We went back to the post-house again for a meal—it was fine to be at a place where one could get food for the mere buying—and we saw there a woman swinging an infant in a cradle slung from the ceiling. How it did arouse memories! How often we had seen in a Lapland farm-kitchen a basket dangling from the rafters at the end of reindeer traces, and a youngster packed in it, and the fond mother crooning the Lappish equivalent of “Hush thee, my baby,” and launching the small unfortunate back through fifteen feet of space every time it swung up to her.

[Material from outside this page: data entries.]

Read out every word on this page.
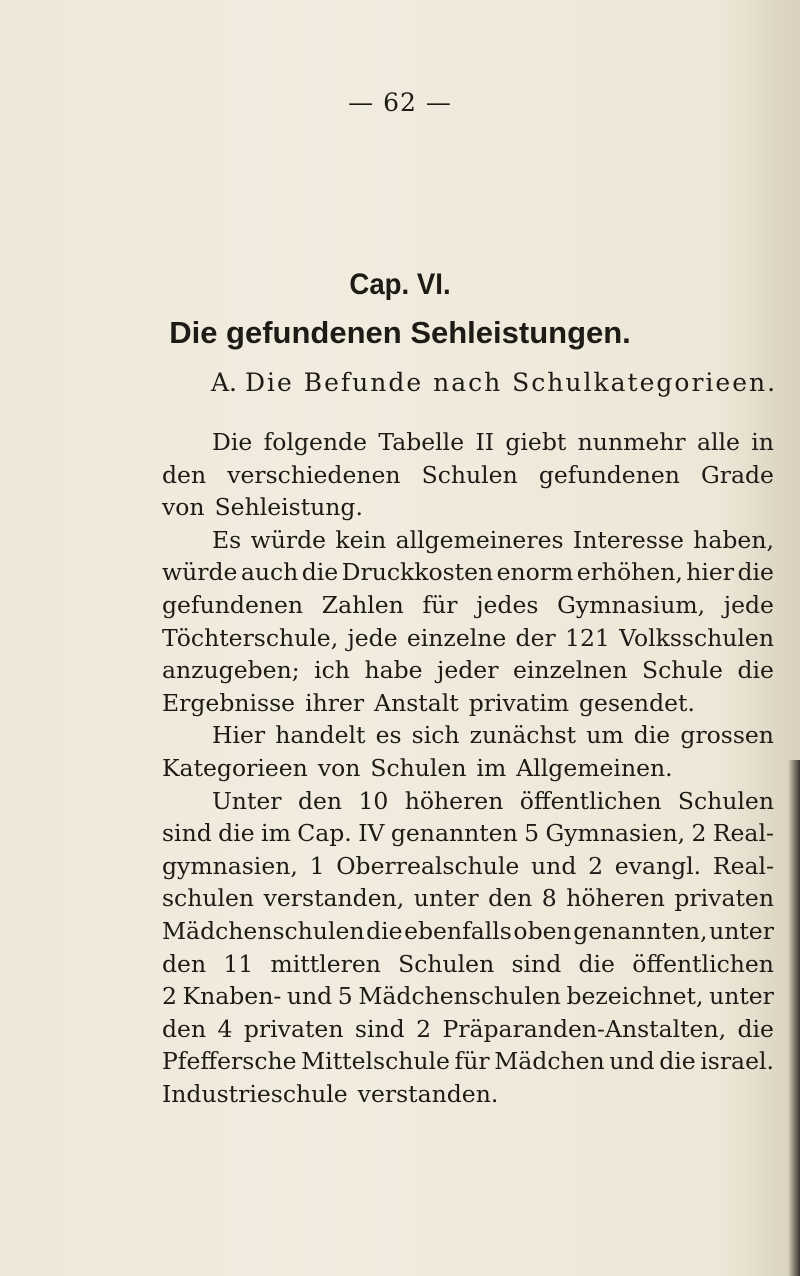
— 62 —
Cap. VI.
Die gefundenen Sehleistungen.
A. Die Befunde nach Schulkategorieen.
Die folgende Tabelle II giebt nunmehr alle in
den verschiedenen Schulen gefundenen Grade
von Sehleistung.
Es würde kein allgemeineres Interesse haben,
würde auch die Druckkosten enorm erhöhen, hier die
gefundenen Zahlen für jedes Gymnasium, jede
Töchterschule, jede einzelne der 121 Volksschulen
anzugeben; ich habe jeder einzelnen Schule die
Ergebnisse ihrer Anstalt privatim gesendet.
Hier handelt es sich zunächst um die grossen
Kategorieen von Schulen im Allgemeinen.
Unter den 10 höheren öffentlichen Schulen
sind die im Cap. IV genannten 5 Gymnasien, 2 Real-
gymnasien, 1 Oberrealschule und 2 evangl. Real-
schulen verstanden, unter den 8 höheren privaten
Mädchenschulen die ebenfalls oben genannten, unter
den 11 mittleren Schulen sind die öffentlichen
2 Knaben- und 5 Mädchenschulen bezeichnet, unter
den 4 privaten sind 2 Präparanden-Anstalten, die
Pfeffersche Mittelschule für Mädchen und die israel.
Industrieschule verstanden.
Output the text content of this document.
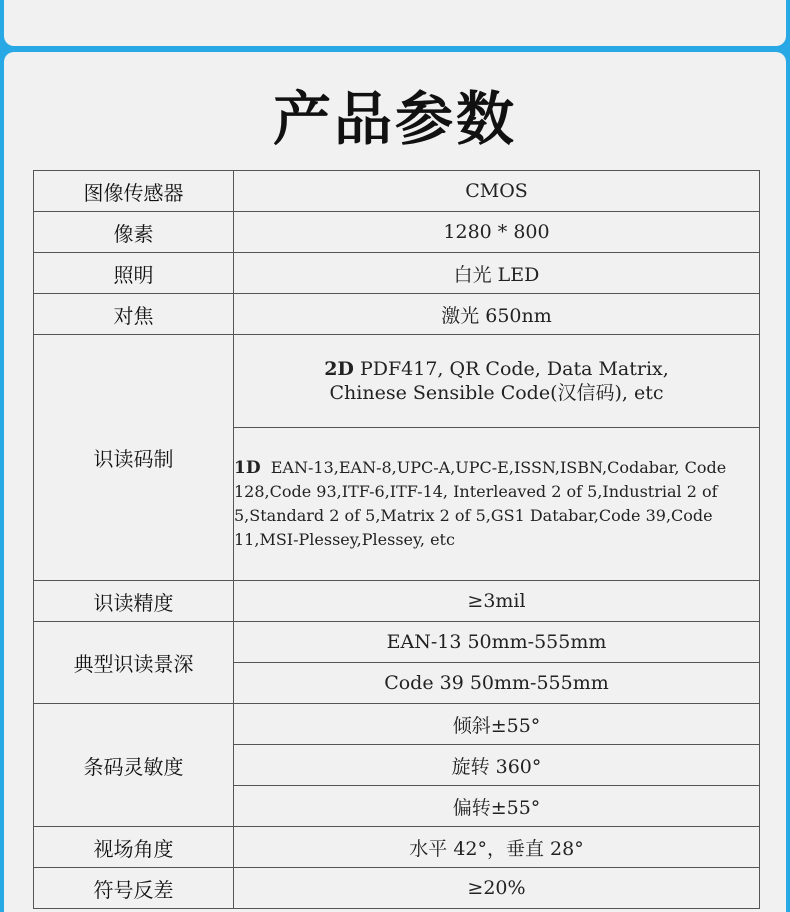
产品参数
图像传感器	CMOS
像素	1280 * 800
照明	白光 LED
对焦	激光 650nm
识读码制	2D PDF417, QR Code, Data Matrix,
Chinese Sensible Code(汉信码), etc
	1D EAN-13,EAN-8,UPC-A,UPC-E,ISSN,ISBN,Codabar, Code 128,Code 93,ITF-6,ITF-14, Interleaved 2 of 5,Industrial 2 of 5,Standard 2 of 5,Matrix 2 of 5,GS1 Databar,Code 39,Code 11,MSI-Plessey,Plessey, etc
识读精度	≥3mil
典型识读景深	EAN-13 50mm-555mm
	Code 39 50mm-555mm
条码灵敏度	倾斜±55°
	旋转 360°
	偏转±55°
视场角度	水平 42°，垂直 28°
符号反差	≥20%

A well-dressed cripple hobbled into the room when we were eating, with his knee-cap half cut off by the jamming of a log-raft. He persisted in exhibiting the wound, and then rubbed his sleek, round belly to intimate that he was starving. As he was one of the most prosperous-looking men we had seen in Rovaniemi, it did not occur to us for some time that he was soliciting alms, and it was not till he had put the matter still more forcibly, that we exuded coinage to the extent of three halfpence. He put it in his pocket and shook hands cordially with each of us, and intimated in a few simple and carefully-chosen words that we should receive our reward in due course from on high. In fact he was really so business-like about his begging, that we quite expected that he would bring out a book of printed forms and give us a receipt.

We did not get much privacy at Rovaniemi. The landlord regarded us much in the light of a travelling circus, and brought us in relays of callers whenever we were on the premises. We were not too shy, however, to make use of them. We pumped them on every subject on which they could give information, and amongst other things on how we were to continue our journey down to the coast, and where we should best find shipping for England. We had had a sufficiency of the bumpy-bumpy motion of the Finnish post-cart to prefer other means of transport if it was available, and so we asked with interest about the river route. There seemed a good deal of diversity of opinion. Finally the best steersman in Rovaniemi was brought in, a white-haired old fellow, with a clever, clean-shaven face, and he offered to take us down as far as a series of falls twenty kilometres above Kemi, and no farther. He proposed to take us so far for M.50, a tremendous sum in Northern Finland when one remembers that the rates for posting, all inclusive, varied between M.0·14 and M.0·19 per kilometre, the mark being about tenpence English.